See the PHP Handbook today with this passage:
"When dealing with the arithmetic operations of character variables, PHP inherits the Perl habit, not the C. For example, in Perl $a = ' Z '; $a + +; will turn $a into ' AA ', while in C, a = ' Z '; a++; Will turn a into ' [' (the ASCII value of ' Z ' is 90, ' [' ASCII value is 91). Note that character variables can only be incremented, cannot be decremented, and only plain letters (A-Z and A-Z) are supported. Increment/Decrement Other character variables are not valid and the original string does not change. ”
Other words:
Copy CodeThe code is as follows:
for ($i = ' A '; $i <= ' Z '; $i + +) {
echo $i;
if ($i = = ' ZZZ ') Die ();
}
The result is: Abcdefghijklmnopqrstuvwxyzaaabacadaeafagahaiajakalamanaoapaqarasataua .....

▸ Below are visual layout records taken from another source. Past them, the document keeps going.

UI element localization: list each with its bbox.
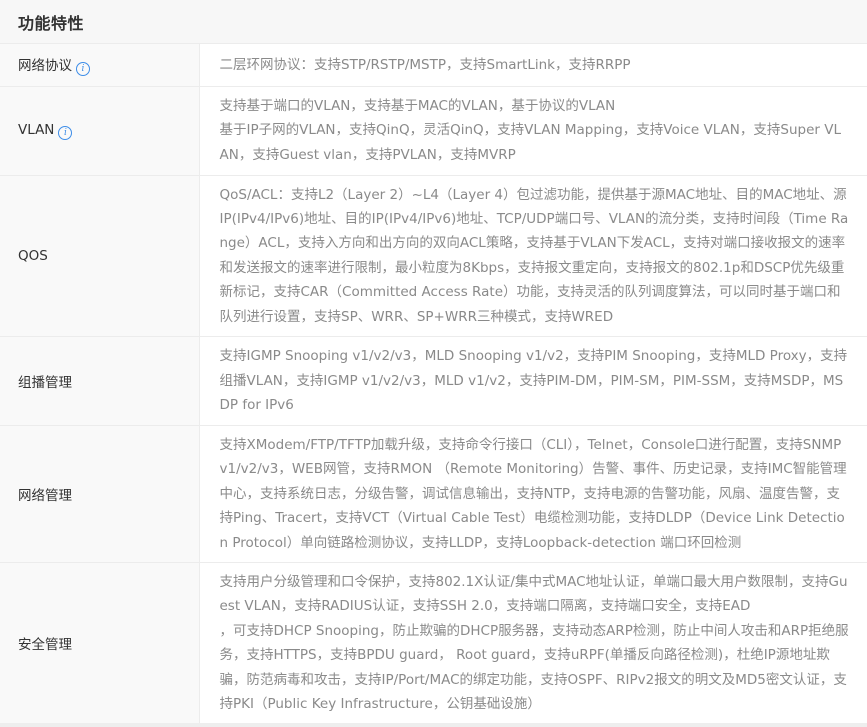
spec-row-qos: QOS QoS/ACL：支持L2（Layer 2）~L4（Layer 4）包过滤…: [0, 175, 867, 337]
spec-name-cell: 网络管理: [0, 425, 200, 563]
spec-value-cell: QoS/ACL：支持L2（Layer 2）~L4（Layer 4）包过滤功能，提…: [199, 175, 867, 337]
spec-value-cell: 支持基于端口的VLAN，支持基于MAC的VLAN，基于协议的VLAN 基于IP子…: [199, 86, 867, 176]
info-icon[interactable]: i: [76, 61, 90, 76]
spec-row-network-protocol: 网络协议 i 二层环网协议：支持STP/RSTP/MSTP，支持SmartLink…: [0, 44, 867, 87]
spec-row-multicast: 组播管理 支持IGMP Snooping v1/v2/v3，MLD Snoopi…: [0, 336, 867, 426]
spec-row-network-management: 网络管理 支持XModem/FTP/TFTP加载升级，支持命令行接口（CLI），…: [0, 425, 867, 563]
spec-value-text: 支持XModem/FTP/TFTP加载升级，支持命令行接口（CLI），Telne…: [219, 436, 847, 551]
spec-row-vlan: VLAN i 支持基于端口的VLAN，支持基于MAC的VLAN，基于协议的VLAN…: [0, 86, 867, 176]
info-icon[interactable]: i: [58, 125, 73, 140]
spec-value-text: 二层环网协议：支持STP/RSTP/MSTP，支持SmartLink，支持RRP…: [219, 56, 631, 73]
section-header: 功能特性: [0, 0, 867, 44]
spec-name-cell: 组播管理: [0, 336, 200, 426]
spec-name-cell: 网络协议 i: [0, 44, 200, 87]
spec-value-cell: 支持IGMP Snooping v1/v2/v3，MLD Snooping v1…: [199, 336, 867, 426]
spec-name-label: 网络协议: [18, 57, 72, 74]
spec-name-label: 组播管理: [18, 374, 72, 391]
spec-name-cell: VLAN i: [0, 86, 200, 176]
spec-value-cell: 二层环网协议：支持STP/RSTP/MSTP，支持SmartLink，支持RRP…: [199, 44, 867, 87]
spec-name-label: QOS: [18, 247, 48, 264]
spec-name-cell: QOS: [0, 175, 200, 337]
spec-name-label: 网络管理: [18, 487, 72, 504]
bottom-divider: [0, 723, 867, 727]
spec-value-text: 支持基于端口的VLAN，支持基于MAC的VLAN，基于协议的VLAN: [219, 97, 616, 114]
spec-value-text: 基于IP子网的VLAN，支持QinQ，灵活QinQ，支持VLAN Mapping…: [219, 122, 841, 163]
spec-value-text: 支持IGMP Snooping v1/v2/v3，MLD Snooping v1…: [219, 348, 848, 414]
spec-value-text: ，可支持DHCP Snooping，防止欺骗的DHCP服务器，支持动态ARP检测…: [219, 622, 849, 712]
spec-name-label: 安全管理: [18, 637, 72, 654]
spec-row-security-management: 安全管理 支持用户分级管理和口令保护，支持802.1X认证/集中式MAC地址认证…: [0, 562, 867, 725]
spec-table: 网络协议 i 二层环网协议：支持STP/RSTP/MSTP，支持SmartLink…: [0, 44, 867, 725]
feature-spec-panel: 功能特性 网络协议 i 二层环网协议：支持STP/RSTP/MSTP，支持Smar…: [0, 0, 867, 727]
section-title: 功能特性: [18, 13, 85, 33]
spec-name-cell: 安全管理: [0, 562, 200, 725]
spec-value-cell: 支持XModem/FTP/TFTP加载升级，支持命令行接口（CLI），Telne…: [199, 425, 867, 563]
spec-value-cell: 支持用户分级管理和口令保护，支持802.1X认证/集中式MAC地址认证，单端口最…: [199, 562, 867, 725]
spec-value-text: QoS/ACL：支持L2（Layer 2）~L4（Layer 4）包过滤功能，提…: [219, 186, 849, 325]
spec-name-label: VLAN: [18, 121, 55, 138]
spec-value-text: 支持用户分级管理和口令保护，支持802.1X认证/集中式MAC地址认证，单端口最…: [219, 573, 848, 615]
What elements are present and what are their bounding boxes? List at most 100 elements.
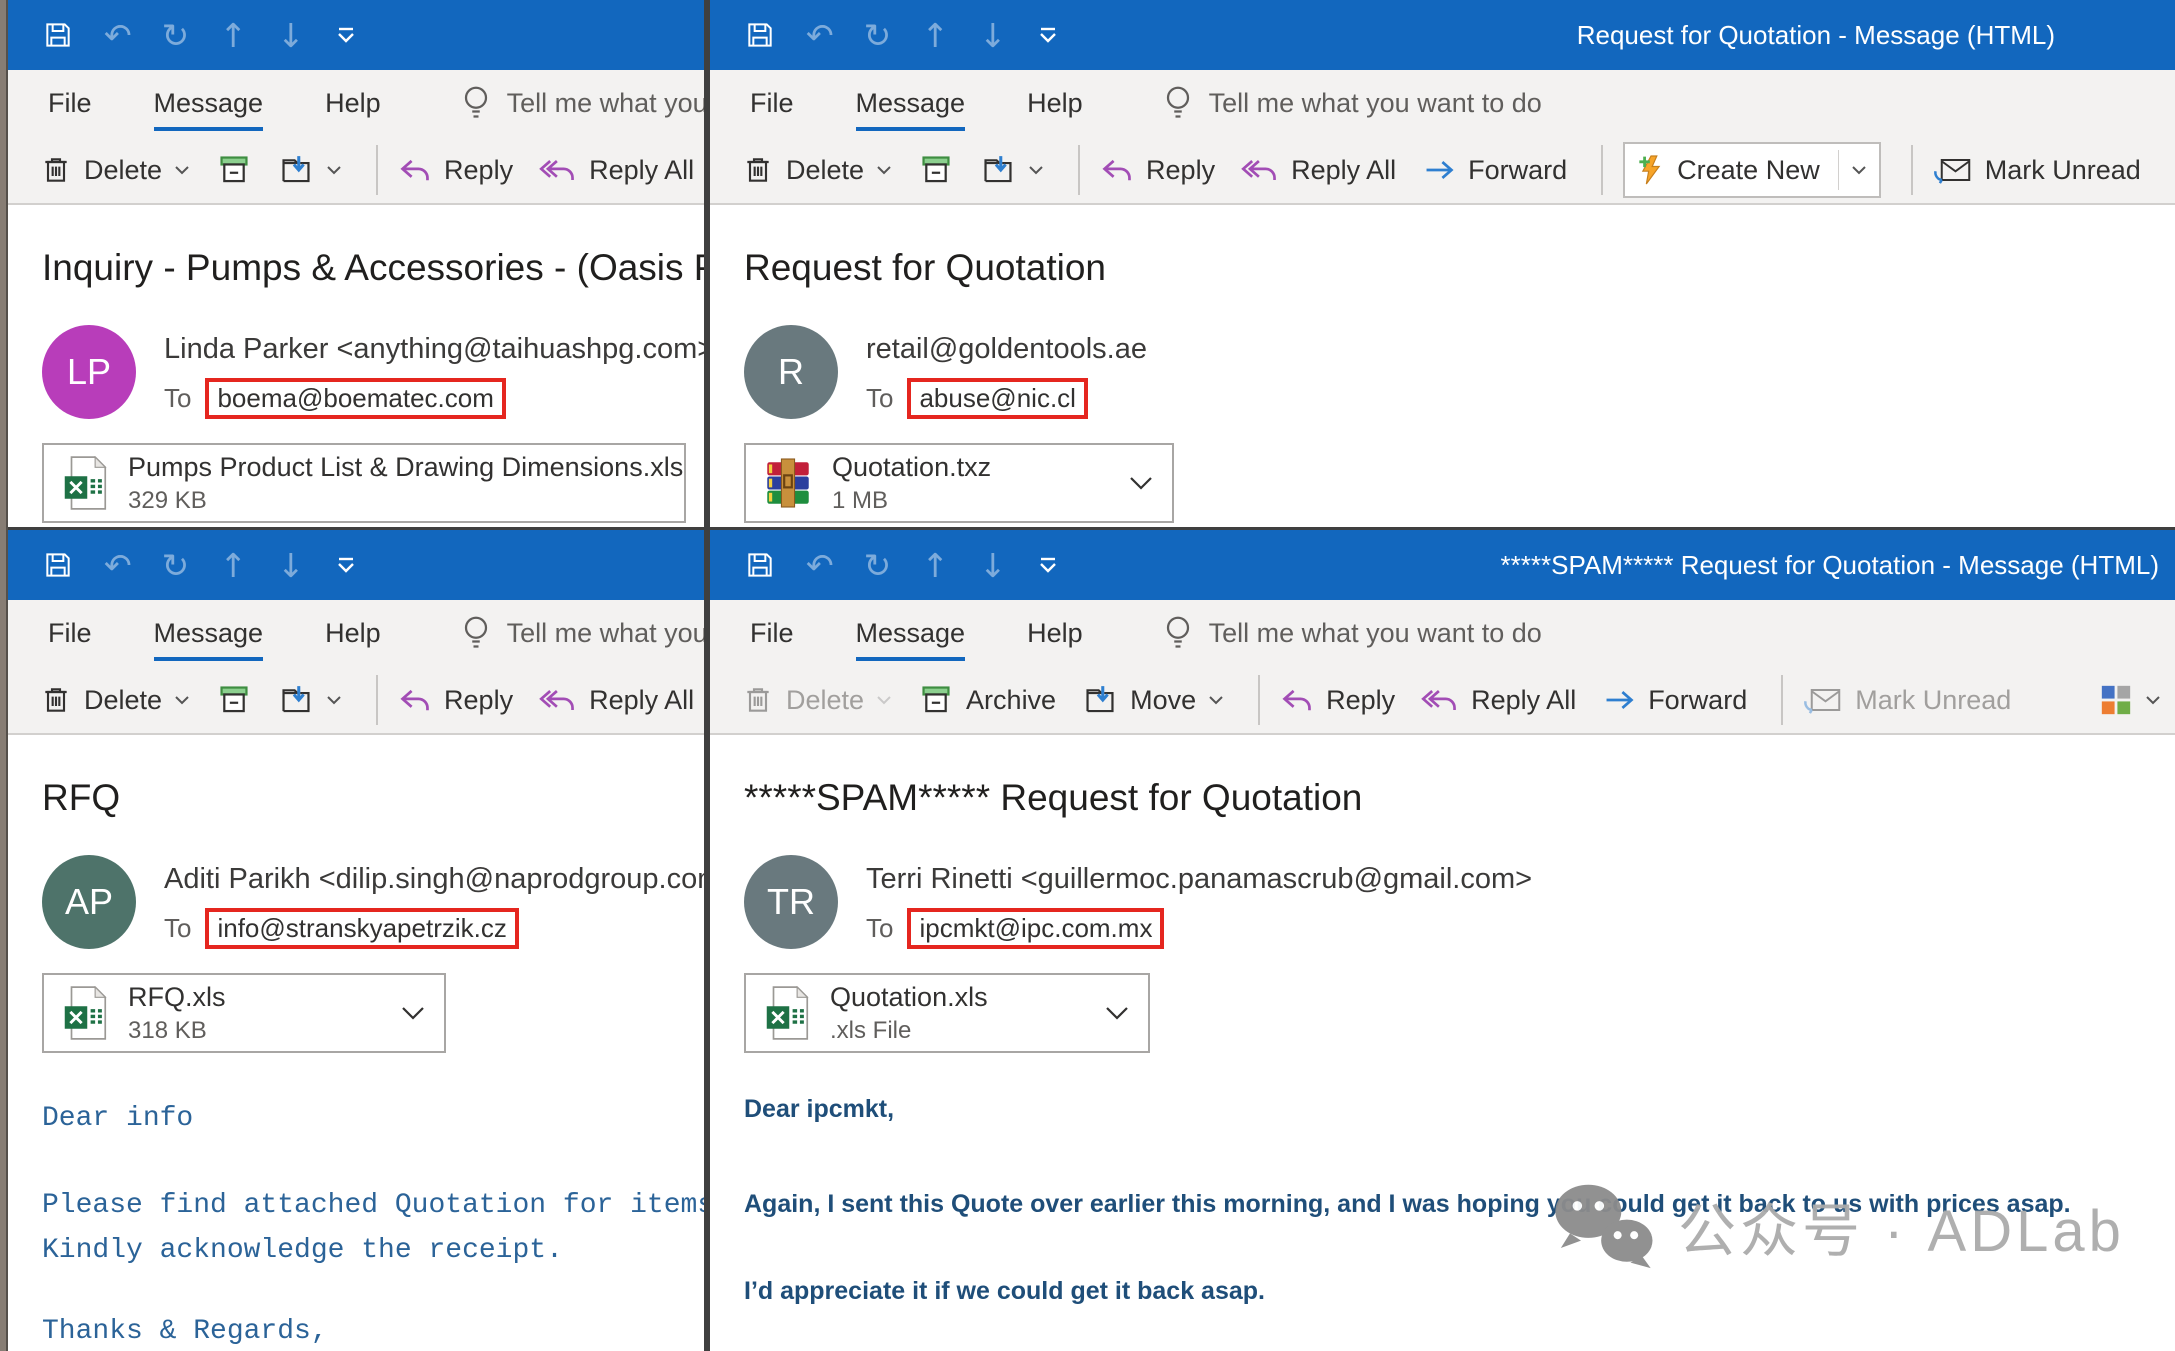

There are also string variables that cannot be decremented:
Copy CodeThe code is as follows:
$a = ' Z ';
-$a;
echo $a; Z
This also shows that the $a++ or + + $a, can not be $a = $a + 1; to explain
Copy CodeThe code is as follows:
$a = $b = ' Z ';
$a = $a + 1;
echo $a; 1
+ + $b;
Echo $b; Aa
http://www.bkjia.com/PHPjc/733056.html www.bkjia.com true http://www.bkjia.com/PHPjc/733056.html techarticle today, I see this passage in the PHP Manual: "When dealing with the arithmetic of character variables, PHP follows the habit of Perl, not C." For example, in Perl $a = ' Z '; $a + +; To put a.